By accident I checked 60-odd full-size photographs into the git history of my website. I shrunk them in a next commit, but the history was still there leading to a bloated .git directory. This took a lot of time when making backups. This documents how I cleaned up this mess.
My first step was to research the issue. Most hits were for completely removing a file from history, which is not exactly what I wanted.
I found a couple of possible approaches for that:
- Using BFG Repo-Cleaner,
- git filter-branch
- git rebase -i
I didn’t want to install a special one-off tool that requires Java which I don’t use either.
And to be completely honest, I don’t really grok what filter-branch does.

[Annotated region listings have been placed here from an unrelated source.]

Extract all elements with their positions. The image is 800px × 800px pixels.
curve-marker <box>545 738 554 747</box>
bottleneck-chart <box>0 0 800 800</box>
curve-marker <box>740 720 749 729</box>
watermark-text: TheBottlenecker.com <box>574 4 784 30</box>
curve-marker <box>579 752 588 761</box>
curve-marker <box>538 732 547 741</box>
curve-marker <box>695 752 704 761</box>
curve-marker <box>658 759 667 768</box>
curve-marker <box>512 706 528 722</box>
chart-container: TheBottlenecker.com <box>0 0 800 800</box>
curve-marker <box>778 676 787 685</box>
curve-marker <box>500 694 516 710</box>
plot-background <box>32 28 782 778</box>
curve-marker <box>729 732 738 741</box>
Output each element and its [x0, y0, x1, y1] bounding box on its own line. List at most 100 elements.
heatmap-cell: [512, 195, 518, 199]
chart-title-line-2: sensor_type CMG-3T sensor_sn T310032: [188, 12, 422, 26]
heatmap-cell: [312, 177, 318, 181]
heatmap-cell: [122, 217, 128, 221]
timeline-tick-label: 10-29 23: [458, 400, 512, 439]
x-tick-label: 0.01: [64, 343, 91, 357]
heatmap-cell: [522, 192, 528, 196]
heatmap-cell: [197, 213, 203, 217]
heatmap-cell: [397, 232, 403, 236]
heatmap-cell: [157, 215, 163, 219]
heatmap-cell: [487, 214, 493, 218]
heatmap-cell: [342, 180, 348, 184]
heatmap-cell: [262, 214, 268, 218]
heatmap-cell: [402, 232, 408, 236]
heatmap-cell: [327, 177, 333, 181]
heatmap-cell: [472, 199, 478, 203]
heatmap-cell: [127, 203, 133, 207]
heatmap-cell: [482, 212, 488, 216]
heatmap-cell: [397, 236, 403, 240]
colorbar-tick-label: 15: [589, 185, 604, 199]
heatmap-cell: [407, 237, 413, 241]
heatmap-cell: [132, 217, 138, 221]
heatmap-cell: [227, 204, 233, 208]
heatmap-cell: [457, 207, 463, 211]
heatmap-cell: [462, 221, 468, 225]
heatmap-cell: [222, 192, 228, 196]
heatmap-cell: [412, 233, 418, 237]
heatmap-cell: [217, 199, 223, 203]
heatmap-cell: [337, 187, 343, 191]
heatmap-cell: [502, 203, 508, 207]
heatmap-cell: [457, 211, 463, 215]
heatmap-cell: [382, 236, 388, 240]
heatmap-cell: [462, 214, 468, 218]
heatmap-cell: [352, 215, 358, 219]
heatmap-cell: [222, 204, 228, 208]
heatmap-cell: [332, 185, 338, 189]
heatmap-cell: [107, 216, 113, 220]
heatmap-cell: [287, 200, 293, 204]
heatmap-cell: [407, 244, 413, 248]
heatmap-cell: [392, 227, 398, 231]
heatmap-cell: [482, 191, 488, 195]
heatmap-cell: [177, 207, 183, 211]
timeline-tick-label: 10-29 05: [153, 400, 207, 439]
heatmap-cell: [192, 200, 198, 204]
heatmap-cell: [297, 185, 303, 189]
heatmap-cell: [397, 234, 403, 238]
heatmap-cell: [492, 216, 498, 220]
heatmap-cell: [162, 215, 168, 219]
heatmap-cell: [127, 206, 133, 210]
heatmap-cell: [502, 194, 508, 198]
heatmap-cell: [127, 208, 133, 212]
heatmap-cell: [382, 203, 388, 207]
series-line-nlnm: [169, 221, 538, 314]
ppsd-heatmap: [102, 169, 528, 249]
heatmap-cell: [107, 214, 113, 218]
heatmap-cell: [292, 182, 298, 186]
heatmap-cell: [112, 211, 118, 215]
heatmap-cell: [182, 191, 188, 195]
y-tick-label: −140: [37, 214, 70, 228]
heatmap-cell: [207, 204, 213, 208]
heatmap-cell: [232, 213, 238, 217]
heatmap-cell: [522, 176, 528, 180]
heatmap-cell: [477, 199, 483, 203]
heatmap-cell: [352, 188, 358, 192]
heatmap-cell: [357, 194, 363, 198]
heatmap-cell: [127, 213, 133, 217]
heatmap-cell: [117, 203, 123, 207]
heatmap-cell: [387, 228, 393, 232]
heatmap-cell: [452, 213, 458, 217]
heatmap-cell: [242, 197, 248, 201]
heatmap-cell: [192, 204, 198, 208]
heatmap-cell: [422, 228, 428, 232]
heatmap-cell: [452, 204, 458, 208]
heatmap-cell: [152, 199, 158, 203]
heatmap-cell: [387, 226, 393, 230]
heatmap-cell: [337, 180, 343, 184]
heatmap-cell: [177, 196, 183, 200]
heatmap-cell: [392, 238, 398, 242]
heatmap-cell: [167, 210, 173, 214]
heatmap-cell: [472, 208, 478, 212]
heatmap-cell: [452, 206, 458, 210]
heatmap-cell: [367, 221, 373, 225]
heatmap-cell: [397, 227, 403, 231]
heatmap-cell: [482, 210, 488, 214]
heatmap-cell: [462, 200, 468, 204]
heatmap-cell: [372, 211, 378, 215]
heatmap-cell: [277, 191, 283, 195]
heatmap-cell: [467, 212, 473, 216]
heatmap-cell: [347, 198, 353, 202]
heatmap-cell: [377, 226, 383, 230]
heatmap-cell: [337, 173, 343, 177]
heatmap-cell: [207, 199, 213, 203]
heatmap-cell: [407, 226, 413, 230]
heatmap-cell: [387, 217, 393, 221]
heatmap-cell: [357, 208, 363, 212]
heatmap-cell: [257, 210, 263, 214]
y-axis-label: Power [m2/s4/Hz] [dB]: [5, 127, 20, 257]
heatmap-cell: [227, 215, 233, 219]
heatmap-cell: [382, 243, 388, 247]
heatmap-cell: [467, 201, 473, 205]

And last but not least, doing a rebase could be done with the tools at hand and it looked fairly simple after reading this.
Just to be sure, I copied the whole repo to a test repo. This as an insurance in case I screwed something up. This is one of the things why I like git. Being able to test things on a throwaway copy of a repo and learn from them is invaluable.

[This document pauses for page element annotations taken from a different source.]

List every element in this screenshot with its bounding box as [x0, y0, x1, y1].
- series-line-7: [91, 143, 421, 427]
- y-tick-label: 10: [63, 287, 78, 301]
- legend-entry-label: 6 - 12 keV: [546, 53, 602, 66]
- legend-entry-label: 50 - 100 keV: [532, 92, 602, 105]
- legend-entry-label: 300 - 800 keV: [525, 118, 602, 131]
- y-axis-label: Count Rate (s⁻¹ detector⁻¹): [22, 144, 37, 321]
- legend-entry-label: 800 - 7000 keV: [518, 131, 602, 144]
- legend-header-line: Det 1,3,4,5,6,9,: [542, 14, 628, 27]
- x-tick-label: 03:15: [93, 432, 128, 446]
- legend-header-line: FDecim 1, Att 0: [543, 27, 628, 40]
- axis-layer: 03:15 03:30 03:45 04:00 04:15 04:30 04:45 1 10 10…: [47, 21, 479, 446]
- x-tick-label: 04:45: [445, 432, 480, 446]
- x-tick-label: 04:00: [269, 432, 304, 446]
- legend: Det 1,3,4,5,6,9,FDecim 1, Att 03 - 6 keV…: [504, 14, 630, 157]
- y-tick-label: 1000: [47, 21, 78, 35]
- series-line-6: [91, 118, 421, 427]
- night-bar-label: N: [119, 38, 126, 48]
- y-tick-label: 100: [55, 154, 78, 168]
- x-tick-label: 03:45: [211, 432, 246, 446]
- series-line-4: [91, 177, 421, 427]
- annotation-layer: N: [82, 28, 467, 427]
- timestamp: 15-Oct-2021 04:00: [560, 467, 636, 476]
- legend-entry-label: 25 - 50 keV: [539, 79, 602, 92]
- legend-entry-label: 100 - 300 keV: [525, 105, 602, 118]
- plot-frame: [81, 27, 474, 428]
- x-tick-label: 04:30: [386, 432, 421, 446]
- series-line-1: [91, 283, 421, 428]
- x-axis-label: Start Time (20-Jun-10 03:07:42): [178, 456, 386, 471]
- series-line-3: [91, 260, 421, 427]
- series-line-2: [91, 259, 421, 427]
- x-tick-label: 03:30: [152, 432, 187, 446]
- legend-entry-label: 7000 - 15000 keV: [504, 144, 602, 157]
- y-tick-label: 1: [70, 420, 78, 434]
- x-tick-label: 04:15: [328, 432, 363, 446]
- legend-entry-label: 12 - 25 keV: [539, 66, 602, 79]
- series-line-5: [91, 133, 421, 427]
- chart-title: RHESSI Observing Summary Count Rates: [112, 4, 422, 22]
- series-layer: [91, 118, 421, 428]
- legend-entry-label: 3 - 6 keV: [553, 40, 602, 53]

Next I did an interactive rebase from the original silly commit.
> cp -Rp WWW test-WWW > cd test-WWW > git rebase -i 7b0d1232e301fe4b451d2d4ad596cb862d3df6a2
In the editor that sprang up during this command, I chose to squash the next commit (which corrected the issue) with the original commit. This worked fine. Note that the commits to my website have a linear structure; I don’t use branches on it.

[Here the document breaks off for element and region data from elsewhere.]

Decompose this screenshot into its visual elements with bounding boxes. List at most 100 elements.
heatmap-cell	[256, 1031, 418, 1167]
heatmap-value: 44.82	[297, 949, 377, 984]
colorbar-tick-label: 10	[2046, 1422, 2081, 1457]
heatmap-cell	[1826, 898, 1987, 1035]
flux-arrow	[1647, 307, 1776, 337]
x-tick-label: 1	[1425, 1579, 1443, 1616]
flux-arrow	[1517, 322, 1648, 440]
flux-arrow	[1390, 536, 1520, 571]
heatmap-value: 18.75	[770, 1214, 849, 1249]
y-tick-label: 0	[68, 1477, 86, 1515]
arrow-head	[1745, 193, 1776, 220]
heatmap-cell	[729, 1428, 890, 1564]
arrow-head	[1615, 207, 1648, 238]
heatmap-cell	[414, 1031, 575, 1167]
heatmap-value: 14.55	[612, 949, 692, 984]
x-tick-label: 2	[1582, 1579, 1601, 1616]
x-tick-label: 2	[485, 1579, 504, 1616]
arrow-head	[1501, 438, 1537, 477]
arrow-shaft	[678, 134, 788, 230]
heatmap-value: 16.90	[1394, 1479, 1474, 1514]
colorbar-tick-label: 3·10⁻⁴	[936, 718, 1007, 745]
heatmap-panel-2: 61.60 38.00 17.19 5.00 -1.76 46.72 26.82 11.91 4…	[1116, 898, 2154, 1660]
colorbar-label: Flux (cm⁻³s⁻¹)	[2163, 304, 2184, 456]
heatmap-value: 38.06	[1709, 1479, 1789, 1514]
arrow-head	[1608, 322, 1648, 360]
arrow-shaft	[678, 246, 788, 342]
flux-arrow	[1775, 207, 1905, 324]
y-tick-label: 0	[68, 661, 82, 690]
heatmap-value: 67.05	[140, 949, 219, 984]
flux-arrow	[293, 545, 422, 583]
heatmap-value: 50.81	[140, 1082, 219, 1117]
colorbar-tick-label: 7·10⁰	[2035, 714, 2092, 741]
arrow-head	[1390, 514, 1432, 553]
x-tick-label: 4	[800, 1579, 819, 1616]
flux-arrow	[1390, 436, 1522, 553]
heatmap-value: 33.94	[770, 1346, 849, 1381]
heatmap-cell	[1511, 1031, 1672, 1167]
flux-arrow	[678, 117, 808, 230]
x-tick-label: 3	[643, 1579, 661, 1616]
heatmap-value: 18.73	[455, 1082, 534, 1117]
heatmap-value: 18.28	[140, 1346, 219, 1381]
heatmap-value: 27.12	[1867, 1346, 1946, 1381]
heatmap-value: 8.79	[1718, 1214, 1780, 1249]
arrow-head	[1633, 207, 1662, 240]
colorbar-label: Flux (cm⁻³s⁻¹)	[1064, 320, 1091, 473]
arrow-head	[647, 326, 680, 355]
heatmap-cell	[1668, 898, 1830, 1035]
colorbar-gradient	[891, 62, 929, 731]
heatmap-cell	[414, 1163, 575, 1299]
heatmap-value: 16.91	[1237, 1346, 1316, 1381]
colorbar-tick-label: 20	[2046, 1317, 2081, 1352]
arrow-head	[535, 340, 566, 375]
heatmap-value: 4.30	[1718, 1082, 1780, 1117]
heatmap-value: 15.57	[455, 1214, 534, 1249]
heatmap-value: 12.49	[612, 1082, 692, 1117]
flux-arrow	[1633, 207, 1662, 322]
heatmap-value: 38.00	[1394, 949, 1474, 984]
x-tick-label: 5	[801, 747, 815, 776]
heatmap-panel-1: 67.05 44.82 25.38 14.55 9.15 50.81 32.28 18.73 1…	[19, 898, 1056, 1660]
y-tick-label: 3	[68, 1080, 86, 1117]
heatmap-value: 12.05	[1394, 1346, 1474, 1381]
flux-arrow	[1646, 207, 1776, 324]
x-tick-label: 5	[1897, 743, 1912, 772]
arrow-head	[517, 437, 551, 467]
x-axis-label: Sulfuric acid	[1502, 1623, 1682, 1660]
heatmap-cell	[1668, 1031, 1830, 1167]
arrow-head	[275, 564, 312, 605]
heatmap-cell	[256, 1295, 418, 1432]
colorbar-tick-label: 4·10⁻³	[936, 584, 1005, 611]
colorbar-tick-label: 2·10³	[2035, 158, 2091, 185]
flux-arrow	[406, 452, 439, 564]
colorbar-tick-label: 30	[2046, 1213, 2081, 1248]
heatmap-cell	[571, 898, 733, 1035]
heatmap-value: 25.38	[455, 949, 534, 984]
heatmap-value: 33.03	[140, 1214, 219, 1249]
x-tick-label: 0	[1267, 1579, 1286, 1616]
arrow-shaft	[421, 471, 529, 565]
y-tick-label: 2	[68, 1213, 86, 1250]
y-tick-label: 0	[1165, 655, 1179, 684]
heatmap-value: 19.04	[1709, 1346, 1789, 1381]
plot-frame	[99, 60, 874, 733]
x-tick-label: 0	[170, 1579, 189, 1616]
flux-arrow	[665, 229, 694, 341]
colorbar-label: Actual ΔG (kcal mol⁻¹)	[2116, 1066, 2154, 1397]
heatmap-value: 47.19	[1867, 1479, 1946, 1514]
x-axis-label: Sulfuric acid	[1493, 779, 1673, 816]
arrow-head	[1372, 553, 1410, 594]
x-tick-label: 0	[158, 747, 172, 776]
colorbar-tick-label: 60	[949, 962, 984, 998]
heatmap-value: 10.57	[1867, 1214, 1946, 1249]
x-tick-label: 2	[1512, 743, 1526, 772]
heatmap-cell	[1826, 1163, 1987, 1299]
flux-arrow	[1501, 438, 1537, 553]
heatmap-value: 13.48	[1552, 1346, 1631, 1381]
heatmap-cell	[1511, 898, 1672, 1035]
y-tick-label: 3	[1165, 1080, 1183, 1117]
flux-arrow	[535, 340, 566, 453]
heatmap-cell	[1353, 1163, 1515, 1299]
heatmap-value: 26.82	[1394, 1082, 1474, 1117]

After the rebase I ran the following commands;
> git reflog expire --expire=now --all > git gc --aggressive --prune=now
This had a huge effect.
> cd .. > du -csm WWW/ test-WWW/ 373 WWW/ 79 test-WWW/
It shrank the repo by close to 300 MiB. Mission accomplished!
Note that it is considered bad practice to use git rebase on commits that have already been pushed to a remote. Since I don’t keep this repo on a hosting site like github, that is not an issue here.